Gegen Abend kamen sie langsam hoch, lachend und winkend. Die Rücken bepackt mit wilden Bergen von trockenem Feuerholz, mit Wasserbeuteln, geknoteten Tuchballen, der eine mit einer Kiste Wein und der Pesarese mit zwei Hasen in den Händen. Wir umarmten uns beim Zusammentreffen, wie immer. Wir wussten nicht, dass wir längst im age of anxiety lebten, für spätrömische Verhältnisse ging es uns valde bonum 🙂

In diesem Moment schlug sein Herz kräftiger, er nahm das herzliche Pulsieren seines Freundes wahr, die unpersönliche Leibhaftigkeit war irgendwie nicht spiegelbildlich, mehr punktsymmetrisch. Das Gefühl verdichtete sich zu einem rotierenden Energiegewölk, das ihre beiden Brustpartien umfasste.
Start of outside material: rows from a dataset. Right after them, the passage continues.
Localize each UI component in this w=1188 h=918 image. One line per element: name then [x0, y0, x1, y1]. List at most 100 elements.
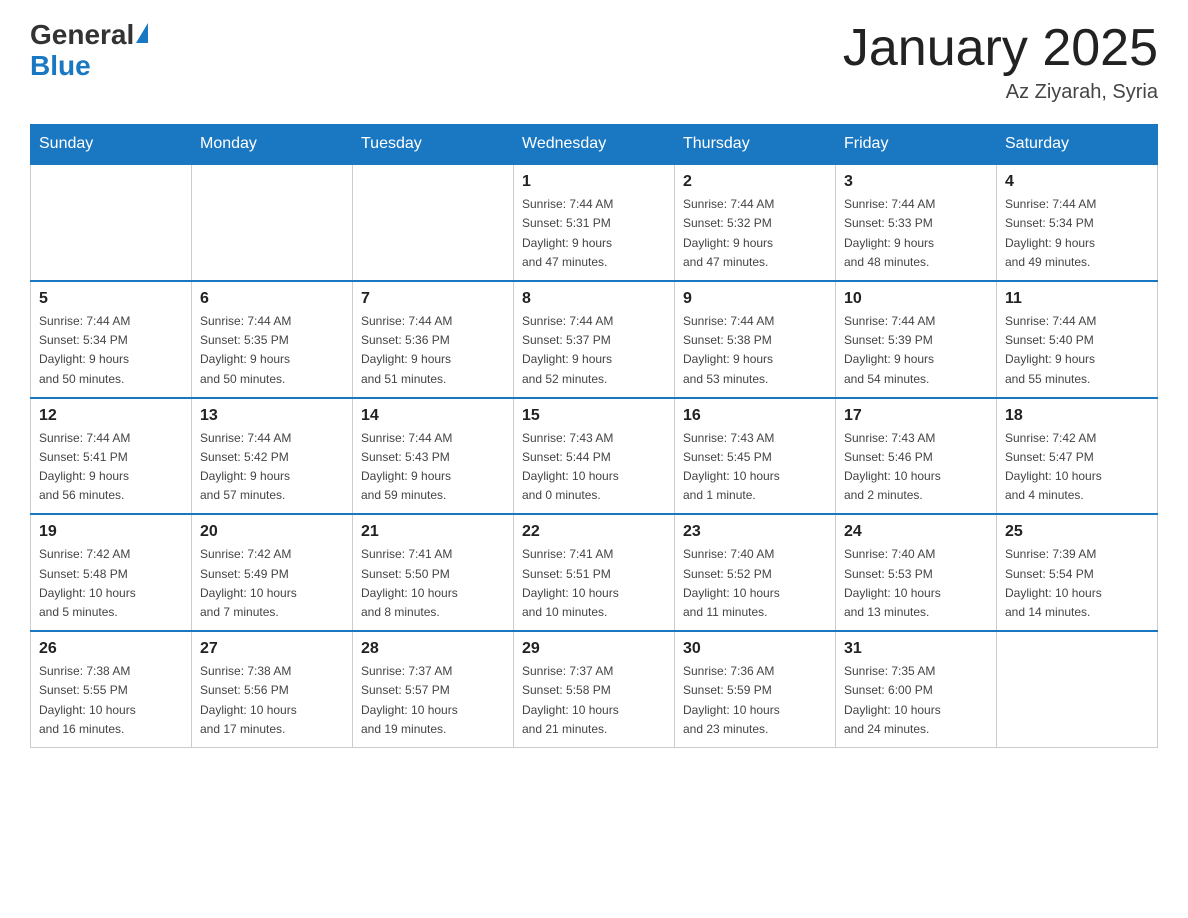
day-number: 16 — [683, 407, 827, 425]
day-number: 14 — [361, 407, 505, 425]
day-number: 31 — [844, 640, 988, 658]
day-info: Sunrise: 7:41 AM Sunset: 5:50 PM Dayligh… — [361, 545, 505, 622]
calendar-cell: 4 Sunrise: 7:44 AM Sunset: 5:34 PM Daylig… — [997, 164, 1158, 281]
calendar-cell: 7 Sunrise: 7:44 AM Sunset: 5:36 PM Daylig… — [353, 281, 514, 398]
calendar-cell: 5 Sunrise: 7:44 AM Sunset: 5:34 PM Daylig… — [31, 281, 192, 398]
col-header-wednesday: Wednesday — [514, 125, 675, 165]
day-number: 2 — [683, 173, 827, 191]
day-info: Sunrise: 7:44 AM Sunset: 5:34 PM Dayligh… — [1005, 195, 1149, 272]
calendar-cell: 1 Sunrise: 7:44 AM Sunset: 5:31 PM Daylig… — [514, 164, 675, 281]
day-info: Sunrise: 7:40 AM Sunset: 5:53 PM Dayligh… — [844, 545, 988, 622]
col-header-thursday: Thursday — [675, 125, 836, 165]
day-number: 7 — [361, 290, 505, 308]
day-info: Sunrise: 7:44 AM Sunset: 5:40 PM Dayligh… — [1005, 312, 1149, 389]
day-info: Sunrise: 7:44 AM Sunset: 5:34 PM Dayligh… — [39, 312, 183, 389]
calendar-cell: 25Sunrise: 7:39 AM Sunset: 5:54 PM Dayli… — [997, 514, 1158, 631]
col-header-tuesday: Tuesday — [353, 125, 514, 165]
calendar-cell: 31 Sunrise: 7:35 AM Sunset: 6:00 PM Dayli… — [836, 631, 997, 747]
day-info: Sunrise: 7:43 AM Sunset: 5:46 PM Dayligh… — [844, 429, 988, 506]
calendar-cell: 23Sunrise: 7:40 AM Sunset: 5:52 PM Dayli… — [675, 514, 836, 631]
calendar-cell: 8 Sunrise: 7:44 AM Sunset: 5:37 PM Daylig… — [514, 281, 675, 398]
day-number: 13 — [200, 407, 344, 425]
calendar-cell: 19Sunrise: 7:42 AM Sunset: 5:48 PM Dayli… — [31, 514, 192, 631]
calendar-cell: 17Sunrise: 7:43 AM Sunset: 5:46 PM Dayli… — [836, 398, 997, 515]
calendar-cell: 12 Sunrise: 7:44 AM Sunset: 5:41 PM Dayli… — [31, 398, 192, 515]
page-header: General Blue January 2025 Az Ziyarah, Sy… — [30, 20, 1158, 104]
col-header-friday: Friday — [836, 125, 997, 165]
logo-triangle-icon — [136, 23, 148, 43]
calendar-header-row: SundayMondayTuesdayWednesdayThursdayFrid… — [31, 125, 1158, 165]
col-header-saturday: Saturday — [997, 125, 1158, 165]
calendar-cell: 15 Sunrise: 7:43 AM Sunset: 5:44 PM Dayli… — [514, 398, 675, 515]
day-info: Sunrise: 7:44 AM Sunset: 5:36 PM Dayligh… — [361, 312, 505, 389]
calendar-cell: 28 Sunrise: 7:37 AM Sunset: 5:57 PM Dayli… — [353, 631, 514, 747]
day-number: 28 — [361, 640, 505, 658]
calendar-cell: 24Sunrise: 7:40 AM Sunset: 5:53 PM Dayli… — [836, 514, 997, 631]
week-row-3: 12 Sunrise: 7:44 AM Sunset: 5:41 PM Dayli… — [31, 398, 1158, 515]
day-info: Sunrise: 7:43 AM Sunset: 5:44 PM Dayligh… — [522, 429, 666, 506]
day-info: Sunrise: 7:44 AM Sunset: 5:43 PM Dayligh… — [361, 429, 505, 506]
day-number: 15 — [522, 407, 666, 425]
logo-general-text: General — [30, 20, 134, 51]
calendar-cell: 27 Sunrise: 7:38 AM Sunset: 5:56 PM Dayli… — [192, 631, 353, 747]
day-number: 6 — [200, 290, 344, 308]
week-row-5: 26 Sunrise: 7:38 AM Sunset: 5:55 PM Dayli… — [31, 631, 1158, 747]
day-info: Sunrise: 7:44 AM Sunset: 5:31 PM Dayligh… — [522, 195, 666, 272]
day-info: Sunrise: 7:44 AM Sunset: 5:37 PM Dayligh… — [522, 312, 666, 389]
day-info: Sunrise: 7:41 AM Sunset: 5:51 PM Dayligh… — [522, 545, 666, 622]
calendar-cell: 6 Sunrise: 7:44 AM Sunset: 5:35 PM Daylig… — [192, 281, 353, 398]
day-number: 8 — [522, 290, 666, 308]
calendar-cell: 10 Sunrise: 7:44 AM Sunset: 5:39 PM Dayli… — [836, 281, 997, 398]
day-number: 5 — [39, 290, 183, 308]
calendar-cell: 2 Sunrise: 7:44 AM Sunset: 5:32 PM Daylig… — [675, 164, 836, 281]
day-info: Sunrise: 7:44 AM Sunset: 5:32 PM Dayligh… — [683, 195, 827, 272]
day-number: 4 — [1005, 173, 1149, 191]
day-info: Sunrise: 7:35 AM Sunset: 6:00 PM Dayligh… — [844, 662, 988, 739]
day-number: 19 — [39, 523, 183, 541]
day-info: Sunrise: 7:40 AM Sunset: 5:52 PM Dayligh… — [683, 545, 827, 622]
day-info: Sunrise: 7:39 AM Sunset: 5:54 PM Dayligh… — [1005, 545, 1149, 622]
calendar-cell: 30Sunrise: 7:36 AM Sunset: 5:59 PM Dayli… — [675, 631, 836, 747]
day-number: 1 — [522, 173, 666, 191]
day-info: Sunrise: 7:44 AM Sunset: 5:42 PM Dayligh… — [200, 429, 344, 506]
day-number: 26 — [39, 640, 183, 658]
calendar-cell — [31, 164, 192, 281]
calendar-cell — [192, 164, 353, 281]
calendar-table: SundayMondayTuesdayWednesdayThursdayFrid… — [30, 124, 1158, 748]
day-info: Sunrise: 7:44 AM Sunset: 5:38 PM Dayligh… — [683, 312, 827, 389]
day-number: 3 — [844, 173, 988, 191]
calendar-cell: 14 Sunrise: 7:44 AM Sunset: 5:43 PM Dayli… — [353, 398, 514, 515]
day-number: 27 — [200, 640, 344, 658]
day-number: 12 — [39, 407, 183, 425]
day-number: 21 — [361, 523, 505, 541]
col-header-monday: Monday — [192, 125, 353, 165]
day-info: Sunrise: 7:37 AM Sunset: 5:57 PM Dayligh… — [361, 662, 505, 739]
day-number: 11 — [1005, 290, 1149, 308]
title-block: January 2025 Az Ziyarah, Syria — [843, 20, 1158, 104]
day-info: Sunrise: 7:38 AM Sunset: 5:56 PM Dayligh… — [200, 662, 344, 739]
calendar-cell: 16Sunrise: 7:43 AM Sunset: 5:45 PM Dayli… — [675, 398, 836, 515]
calendar-cell — [353, 164, 514, 281]
calendar-cell: 3 Sunrise: 7:44 AM Sunset: 5:33 PM Daylig… — [836, 164, 997, 281]
day-number: 10 — [844, 290, 988, 308]
day-info: Sunrise: 7:42 AM Sunset: 5:47 PM Dayligh… — [1005, 429, 1149, 506]
day-info: Sunrise: 7:36 AM Sunset: 5:59 PM Dayligh… — [683, 662, 827, 739]
calendar-cell: 26 Sunrise: 7:38 AM Sunset: 5:55 PM Dayli… — [31, 631, 192, 747]
logo: General Blue — [30, 20, 148, 82]
day-info: Sunrise: 7:42 AM Sunset: 5:49 PM Dayligh… — [200, 545, 344, 622]
week-row-1: 1 Sunrise: 7:44 AM Sunset: 5:31 PM Daylig… — [31, 164, 1158, 281]
day-number: 9 — [683, 290, 827, 308]
logo-blue-text: Blue — [30, 51, 148, 82]
day-info: Sunrise: 7:38 AM Sunset: 5:55 PM Dayligh… — [39, 662, 183, 739]
calendar-cell: 11 Sunrise: 7:44 AM Sunset: 5:40 PM Dayli… — [997, 281, 1158, 398]
day-number: 22 — [522, 523, 666, 541]
day-info: Sunrise: 7:44 AM Sunset: 5:41 PM Dayligh… — [39, 429, 183, 506]
calendar-cell: 22 Sunrise: 7:41 AM Sunset: 5:51 PM Dayli… — [514, 514, 675, 631]
day-info: Sunrise: 7:44 AM Sunset: 5:39 PM Dayligh… — [844, 312, 988, 389]
day-number: 20 — [200, 523, 344, 541]
calendar-cell: 18Sunrise: 7:42 AM Sunset: 5:47 PM Dayli… — [997, 398, 1158, 515]
day-info: Sunrise: 7:44 AM Sunset: 5:35 PM Dayligh… — [200, 312, 344, 389]
day-info: Sunrise: 7:37 AM Sunset: 5:58 PM Dayligh… — [522, 662, 666, 739]
location-text: Az Ziyarah, Syria — [843, 81, 1158, 104]
day-info: Sunrise: 7:44 AM Sunset: 5:33 PM Dayligh… — [844, 195, 988, 272]
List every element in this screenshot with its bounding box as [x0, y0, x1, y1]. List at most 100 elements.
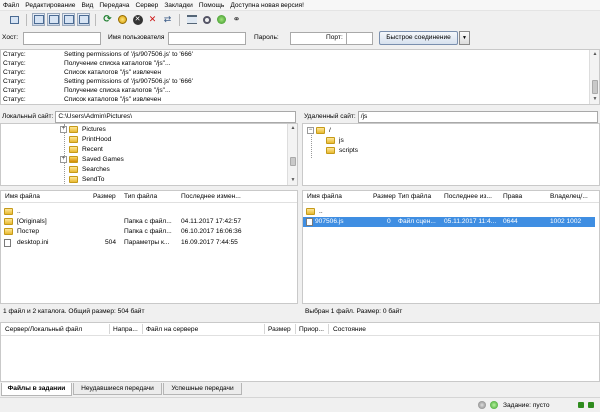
download-led-icon — [588, 402, 594, 408]
tree-item-label: Saved Games — [82, 155, 124, 163]
folder-icon — [69, 125, 78, 133]
scroll-up-arrow-icon[interactable]: ▲ — [288, 124, 297, 133]
tree-item-sendto[interactable]: SendTo — [69, 174, 104, 184]
menu-view[interactable]: Вид — [81, 2, 93, 9]
log-scrollbar[interactable]: ▲ ▼ — [589, 50, 599, 104]
host-input[interactable] — [23, 32, 101, 45]
tree-item-js[interactable]: js — [326, 135, 344, 145]
find-button[interactable]: ⚭ — [230, 13, 243, 26]
compare-button[interactable] — [200, 13, 213, 26]
port-label-text: Порт: — [326, 34, 343, 41]
file-row[interactable]: desktop.ini 504 Параметры к... 16.09.201… — [1, 238, 297, 248]
column-divider — [264, 324, 265, 334]
tree-item-printhood[interactable]: PrintHood — [69, 134, 111, 144]
cancel-button[interactable]: ✕ — [131, 13, 144, 26]
column-divider — [295, 324, 296, 334]
menu-edit[interactable]: Редактирование — [25, 2, 75, 9]
toolbar-separator — [179, 13, 180, 26]
column-header-modified[interactable]: Последнее измен... — [181, 193, 241, 200]
folder-icon — [69, 145, 78, 153]
scroll-up-arrow-icon[interactable]: ▲ — [590, 50, 599, 59]
column-header-size[interactable]: Размер — [373, 193, 396, 200]
column-header-filename[interactable]: Имя файла — [307, 193, 342, 200]
process-queue-button[interactable] — [116, 13, 129, 26]
expand-icon[interactable]: + — [60, 155, 67, 163]
column-header-owner[interactable]: Владелец/... — [550, 193, 588, 200]
quickconnect-bar: Хост: Имя пользователя Пароль: Порт: Быс… — [0, 30, 600, 47]
tree-item-scripts[interactable]: scripts — [326, 145, 358, 155]
settings-gear-icon[interactable] — [478, 401, 486, 409]
tree-item-searches[interactable]: Searches — [69, 164, 110, 174]
file-row[interactable]: Постер Папка с файл... 06.10.2017 16:06:… — [1, 227, 297, 237]
local-tree-scrollbar[interactable]: ▲ ▼ — [287, 124, 297, 185]
refresh-button[interactable]: ⟳ — [101, 13, 114, 26]
tree-item-recent[interactable]: Recent — [69, 144, 103, 154]
folder-icon — [69, 165, 78, 173]
log-message: Получение списка каталогов "/js"... — [64, 87, 171, 94]
queue-column-local-file[interactable]: Сервер/Локальный файл — [5, 326, 82, 333]
tab-failed-transfers[interactable]: Неудавшиеся передачи — [73, 383, 162, 395]
folder-icon — [69, 135, 78, 143]
toggle-log-button[interactable] — [32, 13, 45, 26]
file-row-parent[interactable]: .. — [1, 207, 297, 217]
tree-item-label: PrintHood — [82, 135, 112, 143]
scroll-down-arrow-icon[interactable]: ▼ — [288, 176, 297, 185]
file-row-selected[interactable]: 907506.js 0 Файл сцен... 05.11.2017 11:4… — [303, 217, 595, 227]
queue-column-size[interactable]: Размер — [268, 326, 291, 333]
queue-column-status[interactable]: Состояние — [333, 326, 366, 333]
scroll-thumb[interactable] — [592, 80, 598, 94]
menu-transfer[interactable]: Передача — [99, 2, 129, 9]
filter-icon — [186, 15, 197, 24]
tab-queued-files[interactable]: Файлы в задании — [1, 383, 72, 396]
column-header-modified[interactable]: Последнее из... — [444, 193, 492, 200]
toggle-local-tree-button[interactable] — [47, 13, 60, 26]
port-input[interactable] — [346, 32, 373, 45]
filter-button[interactable] — [185, 13, 198, 26]
reconnect-icon: ⇄ — [163, 14, 172, 24]
column-header-size[interactable]: Размер — [93, 193, 116, 200]
toolbar-separator — [95, 13, 96, 26]
reconnect-button[interactable]: ⇄ — [161, 13, 174, 26]
menu-new-version[interactable]: Доступна новая версия! — [230, 2, 304, 9]
queue-column-direction[interactable]: Напра... — [113, 326, 138, 333]
remote-path-input[interactable]: /js — [357, 110, 598, 123]
file-name: Постер — [17, 228, 39, 235]
local-path-input[interactable]: C:\Users\Admin\Pictures\ — [55, 110, 296, 123]
toggle-queue-button[interactable] — [77, 13, 90, 26]
message-log[interactable]: Статус: Setting permissions of '/js/90750… — [0, 49, 600, 105]
username-input[interactable] — [168, 32, 246, 45]
menu-server[interactable]: Сервер — [135, 2, 158, 9]
quickconnect-dropdown-button[interactable]: ▼ — [459, 31, 470, 45]
quickconnect-button[interactable]: Быстрое соединение — [379, 31, 458, 45]
column-header-type[interactable]: Тип файла — [398, 193, 431, 200]
transfer-queue[interactable]: Сервер/Локальный файл Напра... Файл на с… — [0, 322, 600, 382]
local-file-list[interactable]: Имя файла Размер Тип файла Последнее изм… — [0, 190, 298, 304]
menu-bookmarks[interactable]: Закладки — [164, 2, 193, 9]
sync-browse-button[interactable] — [215, 13, 228, 26]
tree-item-saved-games[interactable]: + Saved Games — [60, 154, 124, 164]
file-row-parent[interactable]: .. — [303, 207, 599, 217]
queue-column-priority[interactable]: Приор... — [299, 326, 324, 333]
tree-item-label: Pictures — [82, 125, 106, 133]
scroll-thumb[interactable] — [290, 157, 296, 166]
column-header-filename[interactable]: Имя файла — [5, 193, 40, 200]
site-manager-button[interactable] — [8, 13, 21, 26]
expand-icon[interactable]: + — [60, 125, 67, 133]
folder-icon — [4, 208, 17, 217]
toggle-remote-tree-button[interactable] — [62, 13, 75, 26]
menu-file[interactable]: Файл — [3, 2, 19, 9]
log-panel-icon — [33, 15, 44, 24]
menu-help[interactable]: Помощь — [199, 2, 224, 9]
tab-successful-transfers[interactable]: Успешные передачи — [163, 383, 242, 395]
tree-item-pictures[interactable]: + Pictures — [60, 124, 106, 134]
tree-item-label: scripts — [339, 146, 359, 154]
scroll-down-arrow-icon[interactable]: ▼ — [590, 95, 599, 104]
disconnect-button[interactable]: ✕ — [146, 13, 159, 26]
file-row[interactable]: [Originals] Папка с файл... 04.11.2017 1… — [1, 217, 297, 227]
remote-file-list[interactable]: Имя файла Размер Тип файла Последнее из.… — [302, 190, 600, 304]
queue-column-remote-file[interactable]: Файл на сервере — [146, 326, 198, 333]
column-header-permissions[interactable]: Права — [503, 193, 522, 200]
local-directory-tree[interactable]: + Pictures PrintHood Recent + Saved Games … — [0, 123, 298, 186]
remote-directory-tree[interactable]: − / js scripts — [302, 123, 600, 186]
column-header-type[interactable]: Тип файла — [124, 193, 157, 200]
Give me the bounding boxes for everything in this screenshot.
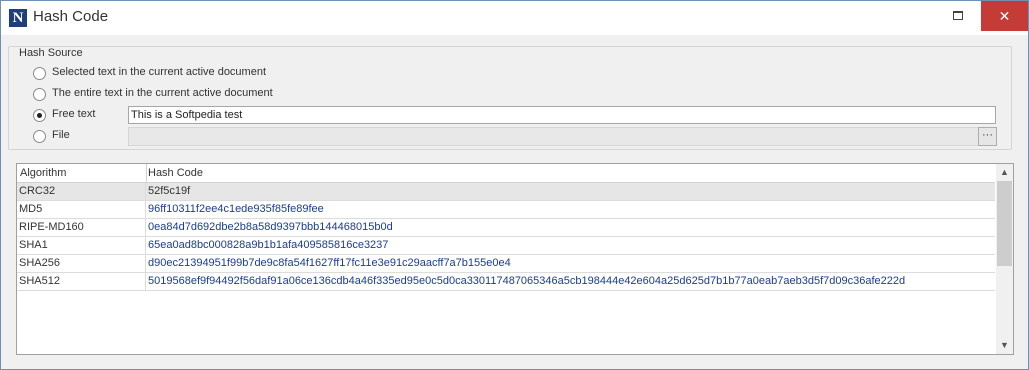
free-text-input[interactable]: This is a Softpedia test	[128, 106, 996, 124]
algorithm-cell[interactable]: SHA256	[17, 255, 146, 272]
window-title: Hash Code	[33, 8, 109, 25]
grid-header: Algorithm Hash Code	[17, 164, 995, 183]
maximize-button[interactable]	[936, 1, 980, 31]
radio-label[interactable]: The entire text in the current active do…	[52, 87, 273, 99]
maximize-icon	[953, 11, 963, 20]
scroll-down-icon[interactable]: ▼	[996, 337, 1013, 354]
radio-label[interactable]: Free text	[52, 108, 95, 120]
radio-button[interactable]	[33, 130, 46, 143]
close-icon: ✕	[998, 8, 1011, 24]
grid-rows: CRC32 52f5c19f MD5 96ff10311f2ee4c1ede93…	[17, 183, 995, 291]
hash-cell[interactable]: 0ea84d7d692dbe2b8a58d9397bbb144468015b0d	[146, 219, 994, 236]
vertical-scrollbar[interactable]: ▲ ▼	[996, 164, 1013, 354]
hash-cell[interactable]: 96ff10311f2ee4c1ede935f85fe89fee	[146, 201, 994, 218]
hash-cell[interactable]: 5019568ef9f94492f56daf91a06ce136cdb4a46f…	[146, 273, 994, 290]
scroll-thumb[interactable]	[997, 181, 1012, 266]
hash-source-legend: Hash Source	[16, 47, 86, 59]
hash-cell[interactable]: 52f5c19f	[146, 183, 994, 200]
algorithm-cell[interactable]: RIPE-MD160	[17, 219, 146, 236]
table-row[interactable]: CRC32 52f5c19f	[17, 183, 995, 201]
radio-button[interactable]	[33, 67, 46, 80]
table-row[interactable]: SHA256 d90ec21394951f99b7de9c8fa54f1627f…	[17, 255, 995, 273]
table-row[interactable]: SHA1 65ea0ad8bc000828a9b1b1afa409585816c…	[17, 237, 995, 255]
radio-label[interactable]: Selected text in the current active docu…	[52, 66, 266, 78]
column-header-hash-code[interactable]: Hash Code	[145, 164, 993, 182]
column-header-algorithm[interactable]: Algorithm	[17, 164, 147, 182]
hash-cell[interactable]: 65ea0ad8bc000828a9b1b1afa409585816ce3237	[146, 237, 994, 254]
title-bar[interactable]: N Hash Code ✕	[1, 1, 1028, 35]
radio-label[interactable]: File	[52, 129, 70, 141]
browse-button[interactable]: ···	[978, 127, 997, 146]
close-button[interactable]: ✕	[981, 1, 1028, 31]
app-logo-icon: N	[9, 9, 27, 27]
hash-results-grid[interactable]: Algorithm Hash Code CRC32 52f5c19f MD5 9…	[16, 163, 1014, 355]
table-row[interactable]: RIPE-MD160 0ea84d7d692dbe2b8a58d9397bbb1…	[17, 219, 995, 237]
table-row[interactable]: SHA512 5019568ef9f94492f56daf91a06ce136c…	[17, 273, 995, 291]
table-row[interactable]: MD5 96ff10311f2ee4c1ede935f85fe89fee	[17, 201, 995, 219]
hash-cell[interactable]: d90ec21394951f99b7de9c8fa54f1627ff17fc11…	[146, 255, 994, 272]
algorithm-cell[interactable]: SHA512	[17, 273, 146, 290]
radio-button[interactable]	[33, 88, 46, 101]
file-path-input[interactable]	[128, 127, 979, 146]
algorithm-cell[interactable]: CRC32	[17, 183, 146, 200]
algorithm-cell[interactable]: MD5	[17, 201, 146, 218]
radio-button[interactable]	[33, 109, 46, 122]
scroll-up-icon[interactable]: ▲	[996, 164, 1013, 181]
algorithm-cell[interactable]: SHA1	[17, 237, 146, 254]
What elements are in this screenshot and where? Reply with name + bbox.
Als sie sich wieder aus der Umarmung lösten, war es ihm, als bliebe die Gemeinsamkeit nicht nur in ihm als ein Herzensgefühl, sondern der ganze Ort um ihn war erfüllt davon, er war selbst Teil die Ortes und ganz in ihm. So würde sich das Waldbruderleben gut anfühlen lassen. #blessed. Pesarese hob die beiden Häschen hoch, die er vor der Umarmung freudig fallen gelassen hatte, nahm die vier Ohren in eine Hand und klatschte mit Marinus ab: Nur noch die Damenbesuchsregeln fehlen, sprach er zum Marineser Stammvater. Damit spielte er auf Magga an, die vor dem Bischof frech behauptet hatte, Marinus sei in Wahrheit ihr desertierter Ehegatte, und das Frischgeborene vorzeigte. Gaudentius steckte sie samt Nachwuchs ins Armenhaus. Der Geruch von Wildtierdung.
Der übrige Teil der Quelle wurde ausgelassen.